The derivative of the Cauchy loss with respect to $e$ gives the weight applied to the residual during optimization:
\[\begin{gather*} \begin{aligned} & \frac{\partial \rho}{\partial e} = \frac{1}{1 + \frac{e}{\delta^2}} \end{aligned} \end{gather*}\]This expression shows that for large residuals ($s \gg \delta^2$, e.g., a wrong observation edge), the weight decreases, reducing their influence in the optimization process.
Unlike the squared $L_2$ loss, which grows quadratically with $s$, the Cauchy loss grows logarithmically:
- For small $s$, $\rho(s) \approx s$ (behaves like L2).
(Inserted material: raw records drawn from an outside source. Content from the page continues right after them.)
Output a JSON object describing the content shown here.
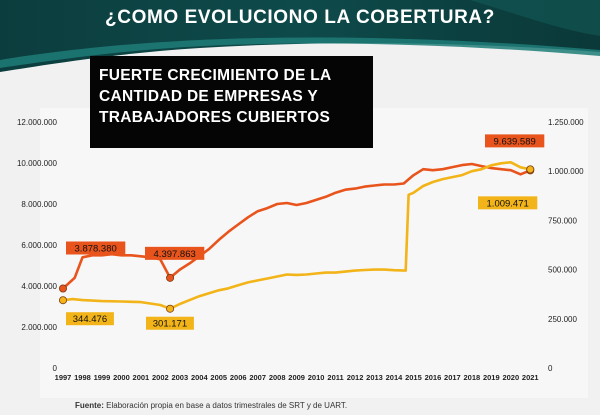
{
  "header": {
    "title": "¿COMO EVOLUCIONO  LA COBERTURA?",
    "colors": {
      "dark": "#0c3d3e",
      "accent": "#1f7d78"
    }
  },
  "callout": {
    "lines": [
      "FUERTE CRECIMIENTO DE LA",
      "CANTIDAD DE EMPRESAS Y",
      "TRABAJADORES CUBIERTOS"
    ]
  },
  "footer": {
    "label": "Fuente:",
    "text": "Elaboración propia en base a datos trimestrales de SRT y de UART."
  },
  "chart_data": {
    "type": "line",
    "x_ticks": [
      "1997",
      "1998",
      "1999",
      "2000",
      "2001",
      "2002",
      "2003",
      "2004",
      "2005",
      "2006",
      "2007",
      "2008",
      "2009",
      "2010",
      "2011",
      "2012",
      "2013",
      "2014",
      "2015",
      "2016",
      "2017",
      "2018",
      "2019",
      "2020",
      "2021"
    ],
    "x_range": [
      1997,
      2021.5
    ],
    "y_left": {
      "ticks": [
        "0",
        "2.000.000",
        "4.000.000",
        "6.000.000",
        "8.000.000",
        "10.000.000",
        "12.000.000"
      ],
      "range": [
        0,
        12000000
      ]
    },
    "y_right": {
      "ticks": [
        "0",
        "250.000",
        "500.000",
        "750.000",
        "1.000.000",
        "1.250.000"
      ],
      "range": [
        0,
        1250000
      ]
    },
    "grid": false,
    "series": [
      {
        "axis": "left",
        "color": "#e8541c",
        "points": [
          [
            1997.0,
            3878380
          ],
          [
            1997.6,
            4400000
          ],
          [
            1998.0,
            5400000
          ],
          [
            1998.5,
            5500000
          ],
          [
            1999.0,
            5500000
          ],
          [
            1999.5,
            5550000
          ],
          [
            2000.0,
            5500000
          ],
          [
            2000.5,
            5500000
          ],
          [
            2001.0,
            5450000
          ],
          [
            2001.5,
            5400000
          ],
          [
            2002.0,
            5300000
          ],
          [
            2002.5,
            4397863
          ],
          [
            2003.0,
            4800000
          ],
          [
            2003.5,
            5100000
          ],
          [
            2004.0,
            5450000
          ],
          [
            2004.5,
            5800000
          ],
          [
            2005.0,
            6250000
          ],
          [
            2005.5,
            6650000
          ],
          [
            2006.0,
            7000000
          ],
          [
            2006.5,
            7350000
          ],
          [
            2007.0,
            7650000
          ],
          [
            2007.5,
            7800000
          ],
          [
            2008.0,
            8000000
          ],
          [
            2008.5,
            8050000
          ],
          [
            2009.0,
            7950000
          ],
          [
            2009.5,
            8050000
          ],
          [
            2010.0,
            8200000
          ],
          [
            2010.5,
            8350000
          ],
          [
            2011.0,
            8550000
          ],
          [
            2011.5,
            8700000
          ],
          [
            2012.0,
            8750000
          ],
          [
            2012.5,
            8850000
          ],
          [
            2013.0,
            8900000
          ],
          [
            2013.5,
            8950000
          ],
          [
            2014.0,
            8950000
          ],
          [
            2014.5,
            9000000
          ],
          [
            2015.0,
            9400000
          ],
          [
            2015.5,
            9700000
          ],
          [
            2016.0,
            9650000
          ],
          [
            2016.5,
            9700000
          ],
          [
            2017.0,
            9800000
          ],
          [
            2017.5,
            9900000
          ],
          [
            2018.0,
            9950000
          ],
          [
            2018.5,
            9850000
          ],
          [
            2019.0,
            9750000
          ],
          [
            2019.5,
            9700000
          ],
          [
            2020.0,
            9650000
          ],
          [
            2020.5,
            9450000
          ],
          [
            2021.0,
            9639589
          ]
        ],
        "labels": [
          {
            "x": 1997.0,
            "y": 3878380,
            "text": "3.878.380"
          },
          {
            "x": 2002.5,
            "y": 4397863,
            "text": "4.397.863"
          },
          {
            "x": 2021.0,
            "y": 9639589,
            "text": "9.639.589"
          }
        ]
      },
      {
        "axis": "right",
        "color": "#f2b418",
        "points": [
          [
            1997.0,
            344476
          ],
          [
            1997.5,
            350000
          ],
          [
            1998.0,
            345000
          ],
          [
            1999.0,
            340000
          ],
          [
            2000.0,
            338000
          ],
          [
            2001.0,
            335000
          ],
          [
            2002.0,
            320000
          ],
          [
            2002.5,
            301171
          ],
          [
            2003.0,
            325000
          ],
          [
            2003.5,
            345000
          ],
          [
            2004.0,
            365000
          ],
          [
            2004.5,
            380000
          ],
          [
            2005.0,
            395000
          ],
          [
            2005.5,
            405000
          ],
          [
            2006.0,
            420000
          ],
          [
            2006.5,
            435000
          ],
          [
            2007.0,
            445000
          ],
          [
            2007.5,
            455000
          ],
          [
            2008.0,
            465000
          ],
          [
            2008.5,
            475000
          ],
          [
            2009.0,
            473000
          ],
          [
            2009.5,
            475000
          ],
          [
            2010.0,
            480000
          ],
          [
            2010.5,
            485000
          ],
          [
            2011.0,
            485000
          ],
          [
            2011.5,
            490000
          ],
          [
            2012.0,
            495000
          ],
          [
            2012.5,
            498000
          ],
          [
            2013.0,
            500000
          ],
          [
            2013.5,
            500000
          ],
          [
            2014.0,
            497000
          ],
          [
            2014.6,
            495000
          ],
          [
            2014.75,
            880000
          ],
          [
            2015.0,
            890000
          ],
          [
            2015.5,
            925000
          ],
          [
            2016.0,
            945000
          ],
          [
            2016.5,
            960000
          ],
          [
            2017.0,
            970000
          ],
          [
            2017.5,
            980000
          ],
          [
            2018.0,
            1000000
          ],
          [
            2018.5,
            1010000
          ],
          [
            2019.0,
            1030000
          ],
          [
            2019.5,
            1040000
          ],
          [
            2020.0,
            1045000
          ],
          [
            2020.5,
            1020000
          ],
          [
            2021.0,
            1009471
          ]
        ],
        "labels": [
          {
            "x": 1997.0,
            "y": 344476,
            "text": "344.476"
          },
          {
            "x": 2002.5,
            "y": 301171,
            "text": "301.171"
          },
          {
            "x": 2021.0,
            "y": 1009471,
            "text": "1.009.471"
          }
        ]
      }
    ]
  }
}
- For large $s$, $\rho(s)$ grows slowly and the gradient $\frac{\partial \rho}{\partial s}$ asymptotically approaches zero.
References
[1] Sudre, C. H., Li, W., Vercauteren, T., Ourselin, S., & Cardoso, M. J. Generalised Dice overlap as a deep learning loss function for highly unbalanced segmentations. DLMIA/ML-CDS 2017, pp. 240–248.